Selon France 24, l’épidémie d’Ebola qui frappe la République démocratique du Congo (RDC) s’accélère à un rythme inédit, devenant la plus grave jamais enregistrée dans ce pays. Déclarée officiellement le 15 mai 2026, cette crise sanitaire était initialement limitée à la province de l’Ituri avant de s’étendre à cinq autres régions, dont le Nord-Kivu et le Sud-Kivu — deux zones déjà fragilisées par des conflits armés persistants.
Ce qu'il faut retenir
- L’épidémie d’Ebola en RDC est désormais la plus importante jamais enregistrée dans le pays, avec une propagation accélérée.
- Elle s’étend à cinq provinces, dont le Nord-Kivu et le Sud-Kivu, régions en proie à des violences armées.
- Au 8 août 2026, l’Organisation mondiale de la Santé (OMS) recense 3 605 cas confirmés, dont 1 587 décès.
- Le retard initial dans la déclaration de l’épidémie a été souligné par les autorités sanitaires.
Une propagation inédite et des défis logistiques majeurs
Les autorités sanitaires internationales s’inquiètent de la rapidité avec laquelle l’épidémie gagne du terrain. Selon l’Organisation mondiale de la Santé, cette flambée épidémique se distingue par son expansion géographique et son intensité. Autant dire que la situation dépasse en ampleur les précédentes alertes sanitaires enregistrées en RDC. Initialement cantonnée à l’Ituri, la maladie a franchi les frontières provinciales pour toucher des zones où l’accès aux soins est déjà limité, voire inexistant dans certaines localités.
La présence de conflits armés dans le Nord-Kivu et le Sud-Kivu complique considérablement la réponse humanitaire. Les déplacements de populations, les restrictions d’accès et l’insécurité entravent les efforts de surveillance, de dépistage et de prise en charge des patients. « La combinaison d’une épidémie en expansion et d’un contexte sécuritaire dégradé crée un environnement particulièrement complexe pour contenir la maladie », a souligné un expert de la santé publique sous couvert d’anonymat.
Un bilan humain lourd et des leçons à tirer
Les derniers chiffres communiqués par l’OMS, en date du 8 août 2026, révèlent une mortalité élevée : sur les 3 605 cas confirmés, 1 587 décès ont été recensés, soit un taux de létalité d’environ 44 %. Ce ratio, bien que conforme à celui observé lors des précédentes épidémies d’Ebola en RDC, soulève des questions sur l’efficacité des mesures de prévention et de soins mises en place.
Le retard de trois semaines dans la déclaration officielle de l’épidémie, intervenue le 15 mai alors que les premiers cas remontaient à plusieurs semaines, a été pointé du doigt. « Ce délai a sans doute favorisé la propagation du virus », a reconnu un responsable du ministère congolais de la Santé. La transparence dans la communication des données épidémiologiques reste un enjeu crucial pour limiter l’impact des futures crises sanitaires.

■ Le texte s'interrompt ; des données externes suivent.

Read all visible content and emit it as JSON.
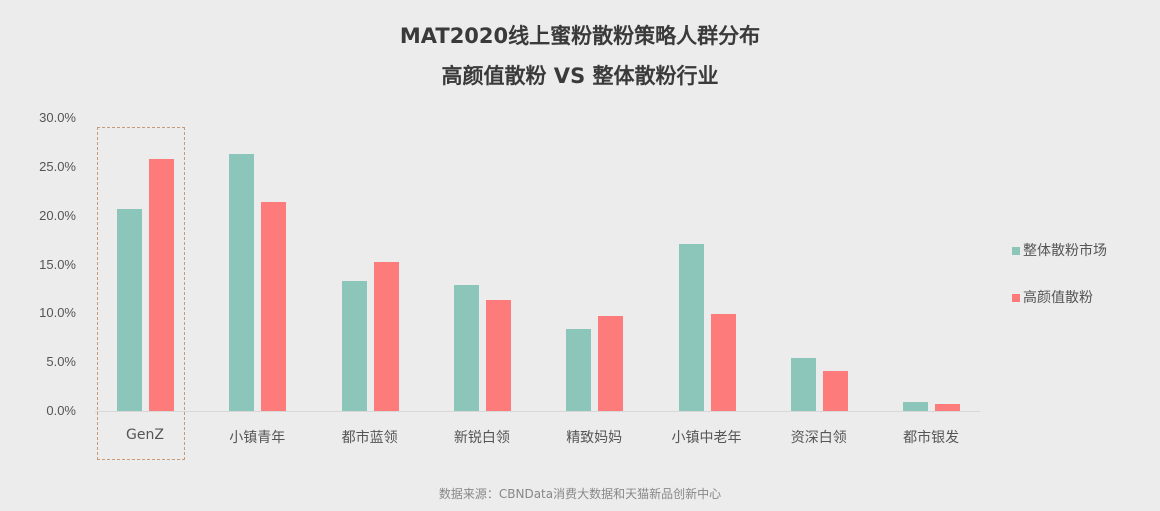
{
  "chart_data": {
    "type": "bar",
    "title": "MAT2020线上蜜粉散粉策略人群分布",
    "subtitle": "高颜值散粉 VS 整体散粉行业",
    "xlabel": "",
    "ylabel": "",
    "ylim": [
      0,
      30
    ],
    "yticks": [
      "0.0%",
      "5.0%",
      "10.0%",
      "15.0%",
      "20.0%",
      "25.0%",
      "30.0%"
    ],
    "grid": false,
    "legend_position": "right",
    "categories": [
      "GenZ",
      "小镇青年",
      "都市蓝领",
      "新锐白领",
      "精致妈妈",
      "小镇中老年",
      "资深白领",
      "都市银发"
    ],
    "series": [
      {
        "name": "整体散粉市场",
        "color": "#8cc5b9",
        "values": [
          20.7,
          26.3,
          13.3,
          12.9,
          8.4,
          17.1,
          5.4,
          0.9
        ]
      },
      {
        "name": "高颜值散粉",
        "color": "#fe7b7b",
        "values": [
          25.8,
          21.4,
          15.3,
          11.4,
          9.7,
          9.9,
          4.1,
          0.7
        ]
      }
    ],
    "highlighted_category": "GenZ",
    "source": "数据来源：CBNData消费大数据和天猫新品创新中心"
  }
}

La réponse internationale en question
Pour faire le point sur cette épidémie, France 24 a interrogé, depuis Addis-Abeba en Éthiopie, Jean Kaseya, directeur général de l’Africa CDC (Centre africain de contrôle et de prévention des maladies). Ce dernier a rappelé l’importance d’une coordination régionale renforcée : « Face à une épidémie qui ne connaît pas de frontières, la solidarité entre pays africains est indispensable. Nous devons mutualiser nos ressources et nos expertises pour endiguer cette crise avant qu’elle ne s’aggrave. »
L’Africa CDC a déjà déployé des équipes sur le terrain et collabore étroitement avec l’OMS et les autorités congolaises pour renforcer les capacités de diagnostic et de vaccination. Des campagnes de sensibilisation sont également menées auprès des populations locales pour limiter les risques de contamination.

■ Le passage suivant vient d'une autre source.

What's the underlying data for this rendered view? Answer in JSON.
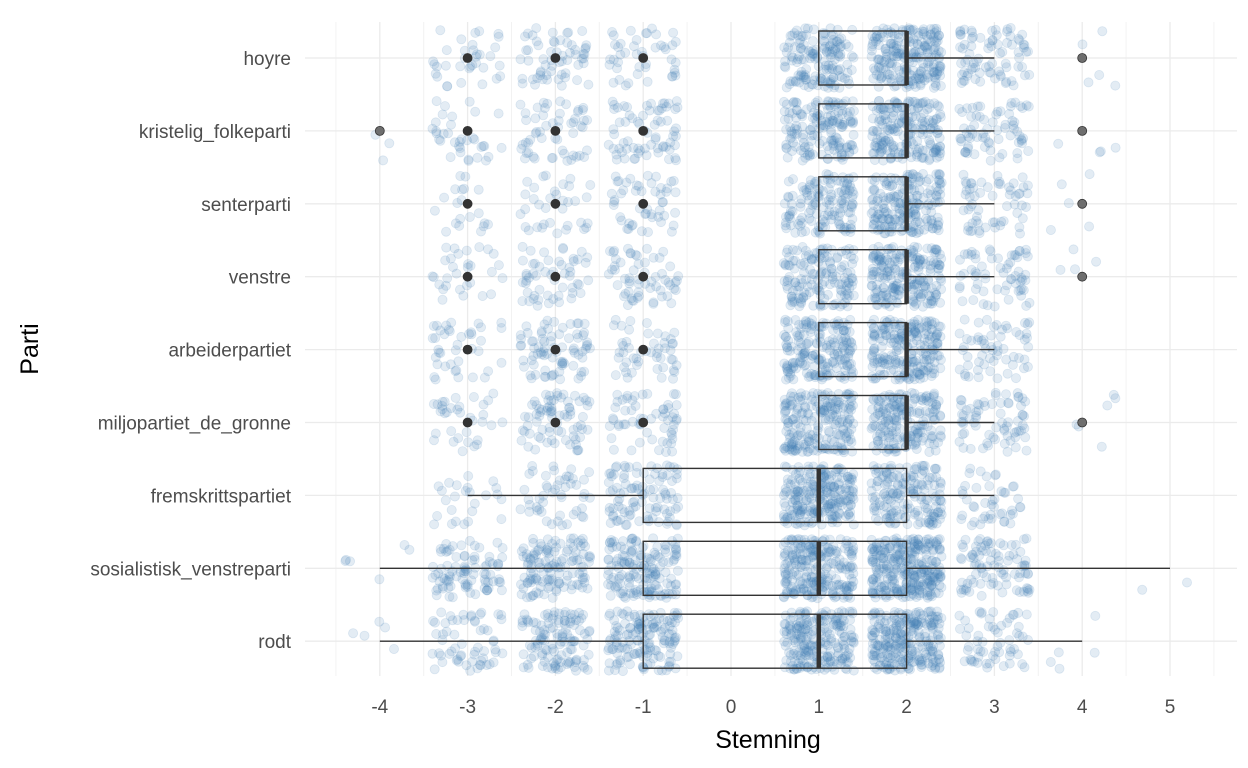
{
  "chart_data": {
    "type": "boxplot",
    "xlabel": "Stemning",
    "ylabel": "Parti",
    "xlim": [
      -4.45,
      5.55
    ],
    "x_ticks": [
      -4,
      -3,
      -2,
      -1,
      0,
      1,
      2,
      3,
      4,
      5
    ],
    "grid": true,
    "legend": "none",
    "categories": [
      "hoyre",
      "kristelig_folkeparti",
      "senterparti",
      "venstre",
      "arbeiderpartiet",
      "miljopartiet_de_gronne",
      "fremskrittspartiet",
      "sosialistisk_venstreparti",
      "rodt"
    ],
    "boxes": [
      {
        "category": "hoyre",
        "whisker_low": 1,
        "q1": 1,
        "median": 2,
        "q3": 2,
        "whisker_high": 3,
        "outliers": [
          -3,
          -2,
          -1,
          4
        ]
      },
      {
        "category": "kristelig_folkeparti",
        "whisker_low": 1,
        "q1": 1,
        "median": 2,
        "q3": 2,
        "whisker_high": 3,
        "outliers": [
          -4,
          -3,
          -2,
          -1,
          4
        ]
      },
      {
        "category": "senterparti",
        "whisker_low": 1,
        "q1": 1,
        "median": 2,
        "q3": 2,
        "whisker_high": 3,
        "outliers": [
          -3,
          -2,
          -1,
          4
        ]
      },
      {
        "category": "venstre",
        "whisker_low": 1,
        "q1": 1,
        "median": 2,
        "q3": 2,
        "whisker_high": 3,
        "outliers": [
          -3,
          -2,
          -1,
          4
        ]
      },
      {
        "category": "arbeiderpartiet",
        "whisker_low": 1,
        "q1": 1,
        "median": 2,
        "q3": 2,
        "whisker_high": 3,
        "outliers": [
          -3,
          -2,
          -1
        ]
      },
      {
        "category": "miljopartiet_de_gronne",
        "whisker_low": 1,
        "q1": 1,
        "median": 2,
        "q3": 2,
        "whisker_high": 3,
        "outliers": [
          -3,
          -2,
          -1,
          4
        ]
      },
      {
        "category": "fremskrittspartiet",
        "whisker_low": -3,
        "q1": -1,
        "median": 1,
        "q3": 2,
        "whisker_high": 3,
        "outliers": []
      },
      {
        "category": "sosialistisk_venstreparti",
        "whisker_low": -4,
        "q1": -1,
        "median": 1,
        "q3": 2,
        "whisker_high": 5,
        "outliers": []
      },
      {
        "category": "rodt",
        "whisker_low": -4,
        "q1": -1,
        "median": 1,
        "q3": 2,
        "whisker_high": 4,
        "outliers": []
      }
    ],
    "jitter_points": {
      "color": "#4682b4",
      "opacity": 0.15,
      "counts_by_category": [
        {
          "category": "hoyre",
          "values": {
            "-3": 35,
            "-2": 60,
            "-1": 45,
            "1": 150,
            "2": 220,
            "3": 80,
            "4": 5
          }
        },
        {
          "category": "kristelig_folkeparti",
          "values": {
            "-4": 3,
            "-3": 35,
            "-2": 55,
            "-1": 70,
            "1": 160,
            "2": 200,
            "3": 70,
            "4": 4
          }
        },
        {
          "category": "senterparti",
          "values": {
            "-3": 20,
            "-2": 35,
            "-1": 50,
            "1": 140,
            "2": 200,
            "3": 60,
            "4": 5
          }
        },
        {
          "category": "venstre",
          "values": {
            "-3": 30,
            "-2": 55,
            "-1": 60,
            "1": 150,
            "2": 210,
            "3": 65,
            "4": 4
          }
        },
        {
          "category": "arbeiderpartiet",
          "values": {
            "-3": 40,
            "-2": 80,
            "-1": 50,
            "1": 190,
            "2": 220,
            "3": 60
          }
        },
        {
          "category": "miljopartiet_de_gronne",
          "values": {
            "-3": 35,
            "-2": 75,
            "-1": 60,
            "1": 210,
            "2": 190,
            "3": 70,
            "4": 6
          }
        },
        {
          "category": "fremskrittspartiet",
          "values": {
            "-3": 25,
            "-2": 50,
            "-1": 100,
            "1": 230,
            "2": 170,
            "3": 45
          }
        },
        {
          "category": "sosialistisk_venstreparti",
          "values": {
            "-4": 6,
            "-3": 90,
            "-2": 130,
            "-1": 160,
            "1": 240,
            "2": 300,
            "3": 90,
            "5": 2
          }
        },
        {
          "category": "rodt",
          "values": {
            "-4": 5,
            "-3": 60,
            "-2": 120,
            "-1": 150,
            "1": 220,
            "2": 260,
            "3": 60,
            "4": 5
          }
        }
      ]
    }
  }
}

Cette épidémie rappelle cruellement que les crises sanitaires ne connaissent ni frontières ni zones de conflit. La RDC, déjà éprouvée par des décennies d’instabilité, doit désormais composer avec une menace sanitaire qui pourrait avoir des répercussions bien au-delà de ses frontières. Les leçons tirées de cette flambée épidémique pourraient, à terme, servir à améliorer la réponse internationale face aux futures pandémies.
Cette épidémie se distingue par son ampleur géographique — cinq provinces touchées — et par son rythme de propagation exceptionnel. Avec plus de 3 600 cas confirmés et un taux de mortalité élevé, elle dépasse en intensité les précédentes flambées épidémiques survenues en RDC, comme celles de 2018-2020 ou de 2014-2016.